Tonic and burst firing in TC relay neurons is typically generated by a large number of synaptic inputs arriving at the dendrites. We conducted additional simulations to quantify the metabolic cost of the five firing patterns generated by synaptic inputs, rather than by current injection into the soma. Both approaches – synaptic inputs distributed across the dendritic tree and somatic current injection – generated identical patterns of neural activity (Supplementary Fig. S1). Further, these patterns generated very similar metabolic costs across changes in rate and pattern (Supplementary Figs S2, S3). Thus, our approach of using somatic current injection to generate and control firing activity did not influence our predictions of the effects of firing pattern on metabolic demand.

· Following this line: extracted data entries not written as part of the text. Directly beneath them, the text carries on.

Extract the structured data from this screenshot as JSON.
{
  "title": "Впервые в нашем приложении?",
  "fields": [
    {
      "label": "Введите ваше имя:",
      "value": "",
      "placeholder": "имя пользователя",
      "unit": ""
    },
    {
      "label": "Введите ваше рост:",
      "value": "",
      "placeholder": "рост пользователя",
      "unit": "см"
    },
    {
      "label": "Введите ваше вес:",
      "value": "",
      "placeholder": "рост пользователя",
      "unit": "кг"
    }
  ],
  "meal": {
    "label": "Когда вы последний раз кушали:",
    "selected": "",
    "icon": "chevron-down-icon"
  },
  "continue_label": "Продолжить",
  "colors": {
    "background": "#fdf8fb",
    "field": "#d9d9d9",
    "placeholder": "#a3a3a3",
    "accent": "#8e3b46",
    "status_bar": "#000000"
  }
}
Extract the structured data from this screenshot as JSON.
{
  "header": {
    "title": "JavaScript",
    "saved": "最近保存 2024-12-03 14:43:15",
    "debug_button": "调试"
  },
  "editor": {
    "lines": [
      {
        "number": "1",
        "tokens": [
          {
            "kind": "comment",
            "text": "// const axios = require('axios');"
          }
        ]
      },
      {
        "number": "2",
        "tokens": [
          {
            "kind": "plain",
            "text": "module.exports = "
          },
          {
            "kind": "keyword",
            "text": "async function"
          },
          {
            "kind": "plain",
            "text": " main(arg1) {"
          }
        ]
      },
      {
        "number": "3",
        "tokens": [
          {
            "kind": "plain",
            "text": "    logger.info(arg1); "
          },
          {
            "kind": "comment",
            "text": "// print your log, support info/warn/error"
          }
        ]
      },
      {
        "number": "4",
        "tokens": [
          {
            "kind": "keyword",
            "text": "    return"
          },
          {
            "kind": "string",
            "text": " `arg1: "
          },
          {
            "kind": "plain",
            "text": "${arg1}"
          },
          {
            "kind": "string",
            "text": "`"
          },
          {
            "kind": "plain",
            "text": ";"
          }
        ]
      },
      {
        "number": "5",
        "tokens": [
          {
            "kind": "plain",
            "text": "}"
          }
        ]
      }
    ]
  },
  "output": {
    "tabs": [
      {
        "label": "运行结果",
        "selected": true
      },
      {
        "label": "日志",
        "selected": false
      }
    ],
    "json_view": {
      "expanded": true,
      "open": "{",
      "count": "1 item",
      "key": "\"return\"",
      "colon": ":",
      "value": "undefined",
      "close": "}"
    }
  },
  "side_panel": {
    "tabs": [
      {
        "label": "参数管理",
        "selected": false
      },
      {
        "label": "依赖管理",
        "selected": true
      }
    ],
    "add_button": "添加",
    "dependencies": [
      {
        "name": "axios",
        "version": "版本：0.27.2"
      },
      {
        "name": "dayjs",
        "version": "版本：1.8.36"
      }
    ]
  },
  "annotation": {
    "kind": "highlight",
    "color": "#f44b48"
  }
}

De-inactivation of ICaT generates low-threshold Ca2+ spikes (i.e., rebound bursts) in TC neurons1,3, and also results in burst patterns of firing. During Ca2+-mediated spikes, the intraburst frequency fintra was dominated by the rebound depolarization, and we only examined the effects of faver on the metabolic cost of neural activity. We applied constant hyperpolarizing current pulses to the cell body3 and 50 ms pauses in the hyperpolarizing current (duration 1, i.e., current switched off) resulted in low-threshold rebound spikes (Fig. 1D). The interval between pauses in the hyperpolarizing current (duration 2) changed the average firing rate faver, and increasing the amplitude of the hyperpolarizing phase increased the size of rebound depolarization, thereby increasing the number of spikes in each burst. Since the number of spikes in each burst also varied with duration 2, we used the smallest-amplitude of the hyperpolarizing current required to generate firing patterns at each average firing rate.

Results

Effects of average firing rate

We first quantified the effects of average firing rate faver on the metabolic cost of each firing pattern generated by trains of depolarizing pulses injected into the cell body. ATP demand increased linearly as a function of faver and exhibited very similar trends across the five temporal patterns (Fig. 2A,B). The depolarization phase of the APs generated abundant Na+ entry through fast Na+ channels (Fig. 3A), which dominated the metabolic cost of neural activity. Increasing faver increased the number of spikes in each pattern of firing, and thus increased the ATP consumption to pump out the Na+ that entered through the fast Na+ channel (Fig. 2C,D, left). Although depolarizing pulses inactivated low-threshold ICaT, a small number of Ca2+ ions entered through T-type Ca2+ channels during each AP (Fig. 3A), and the ATP expended on Ca2+ extrusion also increased with faver (Fig. 2C,D, center). In contrast, Na+ entry through INaL was constant during the interspike intervals and was much smaller than INaf (Fig. 3A). Since increasing numbers of APs reduced INaL, the ATP expended to reverse Na+ leak decreased with faver (Fig. 2C,D, right).

Figure 2.

Figure 2

Effect of average firing rate, faver, on estimated metabolic cost of different temporal patterns of neural activity. (A,B) Left: total ATP consumption at fintra = 50 Hz and 200 Hz. Right: percent change in total ATP consumption (mean ± SD across five patterns). (C,D) ATP consumption required to reverse the ionic fluxes through each of INaf, ICaT, and INaL at fintra = 50 Hz and 200 Hz.

Figure 3.

Figure 3

Metabolic cost of pairs of APs as a function of the inter-pulse interval reflect the contributions of afterpotentials. (A) Sample responses and underlying currents (including INaf, ICaT, and INaL). Negative currents were inward. Two depolarizing pulses (amplitude: 40 nA, width: 0.1 ms) were applied to the cell body, and the inter-pulse interval was Δt = 20  ms. (B) Top: afterpotentials on the same time scale as the inter-stimulus interval, Δt. Bottom: percent change in ATP cost for the 2nd AP relative to the 1st AP as a function of Δt. The interval Δt was calculated by 1/faver, and faver was from 5 Hz to 250 Hz at a step size of 5 Hz. (C) Fast Na+ currents underlying two APs at faver = 10 Hz, 50 Hz, and 200 Hz.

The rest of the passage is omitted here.